In a multivariate analysis of OS, adjusted for age, disease burden, line of therapy, race, and time since diagnosis, the adjusted HR favoring GCI was 0.81. When disease-free interval replaced time since diagnosis in the multivariate analysis, HR improved to 0.75 (P = .05) in favor of the addition of iniparib. The addition of iniparib was safe, without potentiating the toxicity of GC.

The formal discussant of this trial, Lisa Carey, MD, associate professor of medicine and medical director at the University of North Carolina Breast Center in Chapel Hill, said that the phase II trial of iniparib generated great enthusiasm and high expectations.
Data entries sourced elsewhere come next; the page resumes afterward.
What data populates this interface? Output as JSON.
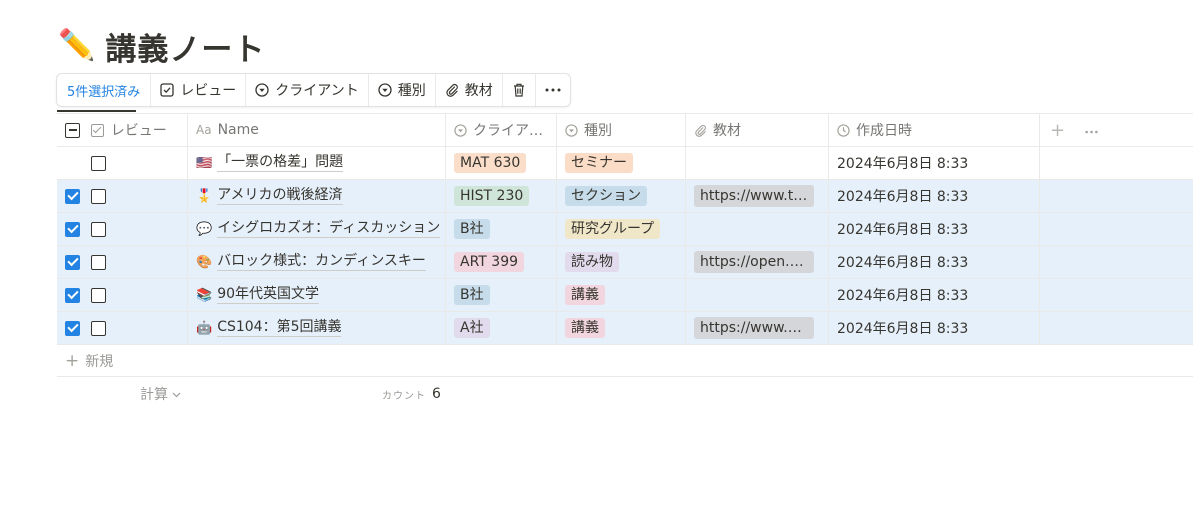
{
  "page": {
    "emoji": "✏️",
    "title": "講義ノート"
  },
  "selection_bar": {
    "count_label": "5件選択済み",
    "review_label": "レビュー",
    "client_label": "クライアント",
    "kind_label": "種別",
    "material_label": "教材"
  },
  "columns": {
    "review": "レビュー",
    "name_prefix": "Aa",
    "name": "Name",
    "client": "クライア…",
    "kind": "種別",
    "material": "教材",
    "created": "作成日時"
  },
  "rows": [
    {
      "selected": false,
      "emoji": "🇺🇸",
      "name": "「一票の格差」問題",
      "client": "MAT 630",
      "client_color": "#fadec9",
      "kind": "セミナー",
      "kind_color": "#fbdcc6",
      "material": "",
      "created": "2024年6月8日 8:33"
    },
    {
      "selected": true,
      "emoji": "🎖️",
      "name": "アメリカの戦後経済",
      "client": "HIST 230",
      "client_color": "#cfe5d9",
      "kind": "セクション",
      "kind_color": "#c6dcea",
      "material": "https://www.th...",
      "created": "2024年6月8日 8:33"
    },
    {
      "selected": true,
      "emoji": "💬",
      "name": "イシグロカズオ：ディスカッション",
      "client": "B社",
      "client_color": "#c6dcea",
      "kind": "研究グループ",
      "kind_color": "#f0e7c9",
      "material": "",
      "created": "2024年6月8日 8:33"
    },
    {
      "selected": true,
      "emoji": "🎨",
      "name": "バロック様式：カンディンスキー",
      "client": "ART 399",
      "client_color": "#f2d6df",
      "kind": "読み物",
      "kind_color": "#e2dbee",
      "material": "https://open.s...",
      "created": "2024年6月8日 8:33"
    },
    {
      "selected": true,
      "emoji": "📚",
      "name": "90年代英国文学",
      "client": "B社",
      "client_color": "#c6dcea",
      "kind": "講義",
      "kind_color": "#f2d6df",
      "material": "",
      "created": "2024年6月8日 8:33"
    },
    {
      "selected": true,
      "emoji": "🤖",
      "name": "CS104：第5回講義",
      "client": "A社",
      "client_color": "#e2dbee",
      "kind": "講義",
      "kind_color": "#f2d6df",
      "material": "https://www.ge...",
      "created": "2024年6月8日 8:33"
    }
  ],
  "new_row_label": "新規",
  "footer": {
    "calc_label": "計算",
    "count_label": "カウント",
    "count_value": "6"
  }
}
However, the phase III results did not bear this out, even though the drugs were the same and the patient characteristics were the same.

Carey said that TNBC is biologically heterogeneous, and this may account for the difference between the phase II and III trials. “We will always be misclassifying some of these tumors,” she said. “The direction of effects was the same as the phase II trial, and the difference may be quantitative rather than qualitative.”

“It would be hard to argue that GCI is the preferred regimen for triple-negative breast cancer, but it is a regimen,” said Carey. “The role of iniparib is a work in progress.”

Iniparib may not be a true PARP inhibitor because it has 1000 times lower PARP activity compared with other PARP inhibitors. “There is a question mark about its mechanism of action,” she said. “It does not have additive toxicity, unlike others in its class.”

Future research will focus on the best partner and setting for iniparib, and improved understanding of the drug’s mechanisms of action.

O'Shaughnessy J, Schwartzberg LS, Danso MA, et al. A randomized phase III study of iniparib in combination with gemcitabine/carboplatin in metastatic triple-negative breast cancer. J Clin Oncol. 2011;29(suppl; abstr 1007).